Verslag filosoferen met Amsterdamse Kinderraad en Kinderburgemeester

Op uitnodiging van de Week van de Kinderfilosofie konden de kinderen uit de Amsterdamse Kinderraad en de Kinderburgemeester op woensdagmiddag 14 april filosoferen over het thema: natuur. Ook drie kinderen uit de Kindercommissie Oost filosofeerden mee.

Onder leiding van kinderfilosoof Laura Minderhoud ontspon het gesprek zich heel vlot. Zij maakte het leuk, daagde de kinderen uit en scherpte hun denken. Hieronder worden kort een paar hoogtepunten uit de gesprekken weergegeven. In cursief staat de vraag of inbreng van Laura, tussen aanhalingstekens de antwoorden of gedachten van kinderen.
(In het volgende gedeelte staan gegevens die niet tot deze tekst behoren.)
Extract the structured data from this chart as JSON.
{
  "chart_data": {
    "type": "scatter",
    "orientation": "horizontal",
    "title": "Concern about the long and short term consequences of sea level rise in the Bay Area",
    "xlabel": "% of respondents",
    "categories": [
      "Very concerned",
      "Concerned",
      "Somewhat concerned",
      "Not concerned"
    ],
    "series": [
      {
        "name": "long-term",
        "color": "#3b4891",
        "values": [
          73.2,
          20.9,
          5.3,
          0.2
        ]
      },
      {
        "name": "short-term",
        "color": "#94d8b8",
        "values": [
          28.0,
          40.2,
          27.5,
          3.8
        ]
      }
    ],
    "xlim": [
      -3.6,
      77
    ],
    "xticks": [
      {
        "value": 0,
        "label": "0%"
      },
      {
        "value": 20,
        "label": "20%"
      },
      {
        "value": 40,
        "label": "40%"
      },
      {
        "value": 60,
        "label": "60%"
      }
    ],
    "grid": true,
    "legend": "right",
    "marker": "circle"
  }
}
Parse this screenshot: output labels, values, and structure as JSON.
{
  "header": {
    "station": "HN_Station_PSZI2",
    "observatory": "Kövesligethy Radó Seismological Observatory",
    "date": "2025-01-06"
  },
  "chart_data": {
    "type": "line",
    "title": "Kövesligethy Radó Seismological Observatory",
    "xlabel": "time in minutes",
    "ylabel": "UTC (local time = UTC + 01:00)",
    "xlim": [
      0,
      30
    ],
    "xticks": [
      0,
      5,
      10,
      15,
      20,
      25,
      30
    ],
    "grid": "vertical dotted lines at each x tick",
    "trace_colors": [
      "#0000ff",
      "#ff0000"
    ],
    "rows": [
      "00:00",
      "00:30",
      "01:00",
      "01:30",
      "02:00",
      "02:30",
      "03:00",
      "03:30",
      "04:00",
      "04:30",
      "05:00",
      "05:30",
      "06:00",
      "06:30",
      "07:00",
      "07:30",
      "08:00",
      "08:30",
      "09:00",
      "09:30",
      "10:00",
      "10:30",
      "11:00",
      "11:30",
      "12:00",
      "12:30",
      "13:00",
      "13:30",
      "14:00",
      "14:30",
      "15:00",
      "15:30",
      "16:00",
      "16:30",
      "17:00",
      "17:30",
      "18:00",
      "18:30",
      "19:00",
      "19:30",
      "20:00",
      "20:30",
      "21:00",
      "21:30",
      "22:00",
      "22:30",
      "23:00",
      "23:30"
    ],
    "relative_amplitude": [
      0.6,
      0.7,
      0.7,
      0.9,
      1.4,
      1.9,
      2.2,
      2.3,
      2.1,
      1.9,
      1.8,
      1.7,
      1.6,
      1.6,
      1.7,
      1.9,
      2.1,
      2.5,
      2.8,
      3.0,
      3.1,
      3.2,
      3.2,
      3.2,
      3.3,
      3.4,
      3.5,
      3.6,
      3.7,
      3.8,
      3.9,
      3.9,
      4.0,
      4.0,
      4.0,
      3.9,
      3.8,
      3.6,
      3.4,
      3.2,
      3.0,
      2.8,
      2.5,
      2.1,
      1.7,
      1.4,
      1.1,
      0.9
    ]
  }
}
De namen van kinderen zijn weggelaten, maar ze hadden allemaal een verrassende inbreng!

Over filosoferen:

Wat is dat eigenlijk?

“Het gaat over vragen waar geen antwoord op is.”

Zijn er regels voor?

“Nee, er zijn geen regels, anders kom je niet op een nieuw idee.”

Kan iedereen het of moet je het leren?

“Iedereen kan het maar je kan het ook leren. Mijn vader heeft het gestudeerd.”

Er zijn wel een paar regels. We spreken bijvoorbeeld af: als je ja of nee zegt op een vraag moet je ook een argument of reden geven. Dus je antwoordt met “ja, want” of  “nee, want”.

 

Er is een Maand van de Filosofie en een Week van de Kinderfilosofie, is dat eerlijk?

“Nee, want veel kinderen zouden het leuk vinden en nu is er te weinig tijd.”

” Het zou andersom moeten zijn, want kinderen hebben veel vrijere idee dan volwassenen.”

Waarom wordt het überhaupt gescheiden denken jullie?

“Kinderen denken minder in waarheid, daarom vinden volwassenen het misschien minder belangrijk. Maar eigenlijk zouden kinderen en volwassenen juist samen moeten filosoferen.”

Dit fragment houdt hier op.